A key step in disk-based sorting is to merge "runs" of previously-sorted records. ESB does this with a class created from the PriorityQueueCopierTemplate, called the "copier" in the code.
The sort runs are represented by record batches, each with an indirection vector (AKA SelectionVector) that point to the records in sort order.
The copier restructures the incoming runs: copying from the original batches (from positions given by the indirection vector) into new output vectors in sorted order. To do this work, the copier must allocate new vectors to hold the merged data. These vectors consume memory, and must fit into the overall memory budget assigned to the ESB.

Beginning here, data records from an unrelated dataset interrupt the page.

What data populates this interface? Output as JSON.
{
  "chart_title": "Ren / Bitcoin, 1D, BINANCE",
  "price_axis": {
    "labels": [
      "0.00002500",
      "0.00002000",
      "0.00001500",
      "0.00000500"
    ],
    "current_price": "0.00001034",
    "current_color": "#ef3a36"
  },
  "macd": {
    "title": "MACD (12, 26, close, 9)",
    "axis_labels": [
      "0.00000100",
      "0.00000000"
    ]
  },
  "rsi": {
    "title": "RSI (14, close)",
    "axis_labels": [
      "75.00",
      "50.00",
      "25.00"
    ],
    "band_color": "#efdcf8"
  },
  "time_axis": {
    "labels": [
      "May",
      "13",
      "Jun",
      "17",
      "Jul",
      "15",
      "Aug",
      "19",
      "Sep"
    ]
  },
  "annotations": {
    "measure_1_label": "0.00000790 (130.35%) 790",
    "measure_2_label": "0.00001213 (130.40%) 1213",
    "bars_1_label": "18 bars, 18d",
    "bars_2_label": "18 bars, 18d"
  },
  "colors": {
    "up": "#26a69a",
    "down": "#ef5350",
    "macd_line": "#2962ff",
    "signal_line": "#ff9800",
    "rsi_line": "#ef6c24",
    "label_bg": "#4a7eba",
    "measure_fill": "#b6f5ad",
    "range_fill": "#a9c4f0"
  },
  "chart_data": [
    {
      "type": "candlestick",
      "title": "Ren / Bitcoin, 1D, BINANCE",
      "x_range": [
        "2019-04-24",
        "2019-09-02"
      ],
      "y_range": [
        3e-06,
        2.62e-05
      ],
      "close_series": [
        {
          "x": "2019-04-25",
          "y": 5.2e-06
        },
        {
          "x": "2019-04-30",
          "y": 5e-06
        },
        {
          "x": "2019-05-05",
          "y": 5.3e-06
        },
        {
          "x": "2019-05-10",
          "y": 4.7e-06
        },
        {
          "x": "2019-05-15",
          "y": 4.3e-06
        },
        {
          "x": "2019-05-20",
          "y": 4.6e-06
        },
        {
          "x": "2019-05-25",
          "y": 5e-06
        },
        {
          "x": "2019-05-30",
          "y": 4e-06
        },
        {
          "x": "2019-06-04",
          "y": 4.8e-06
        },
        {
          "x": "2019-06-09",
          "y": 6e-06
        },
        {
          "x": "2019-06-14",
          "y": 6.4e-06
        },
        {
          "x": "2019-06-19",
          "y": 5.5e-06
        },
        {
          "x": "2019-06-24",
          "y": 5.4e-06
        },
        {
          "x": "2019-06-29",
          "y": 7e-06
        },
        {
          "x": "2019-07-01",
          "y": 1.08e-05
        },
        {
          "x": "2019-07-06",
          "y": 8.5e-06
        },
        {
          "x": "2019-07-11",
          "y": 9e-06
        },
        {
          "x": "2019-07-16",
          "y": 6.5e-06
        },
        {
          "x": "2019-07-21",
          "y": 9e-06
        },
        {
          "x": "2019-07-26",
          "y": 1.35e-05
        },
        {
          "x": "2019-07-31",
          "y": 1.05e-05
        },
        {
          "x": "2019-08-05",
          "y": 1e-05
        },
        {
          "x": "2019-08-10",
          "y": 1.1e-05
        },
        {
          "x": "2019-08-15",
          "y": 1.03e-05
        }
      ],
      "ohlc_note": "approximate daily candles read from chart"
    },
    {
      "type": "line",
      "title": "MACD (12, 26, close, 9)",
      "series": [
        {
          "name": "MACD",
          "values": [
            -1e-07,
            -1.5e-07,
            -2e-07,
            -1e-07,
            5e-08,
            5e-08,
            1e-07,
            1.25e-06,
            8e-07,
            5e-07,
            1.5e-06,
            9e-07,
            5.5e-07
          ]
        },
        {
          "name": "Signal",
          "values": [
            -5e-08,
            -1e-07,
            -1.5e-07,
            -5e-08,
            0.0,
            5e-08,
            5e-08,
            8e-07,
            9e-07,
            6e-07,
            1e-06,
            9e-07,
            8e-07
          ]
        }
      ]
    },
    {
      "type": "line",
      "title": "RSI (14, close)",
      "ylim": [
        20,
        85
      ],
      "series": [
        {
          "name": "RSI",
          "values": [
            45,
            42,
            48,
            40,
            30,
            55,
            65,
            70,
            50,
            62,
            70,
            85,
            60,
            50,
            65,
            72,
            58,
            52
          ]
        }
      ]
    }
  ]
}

As it turns out, the ESB code has two conflicting ways of setting the limit. One is hard-coded:
private static final int COPIER_BATCH_MEM_LIMIT = 256 * 1024;
The other comes from config parameters:
public static final long INITIAL_ALLOCATION = 10_000_000; public static final long MAX_ALLOCATION = 20_000_000; copierAllocator = oAllocator.newChildAllocator(oAllocator.getName() + ":copier", PriorityQueueCopier.INITIAL_ALLOCATION, PriorityQueueCopier.MAX_ALLOCATION);
Strangely, the config parameters are used to set aside memory for the copier to use. But, the COPIER_BATCH_MEM_LIMIT is used to determine how large of a merged batch to actually create.
The result is that we set aside 10 MB of memory, but use only 256K of it, wasting 9 MB.
This ticket asks to:
- Determine the proper merged batch size.
- Use that limit to set the memory allocation for the copier.
Elsewhere in Drill batch sizes tend to be on the order of 32K records. In the ESB, the low COPIER_BATCH_MEM_LIMIT tends to favor smaller batches: A test case has a row width of 114 bytes, and produces batches of just 2299 records. So, likely the proper choice is the larger 10 MB memory allocator limit.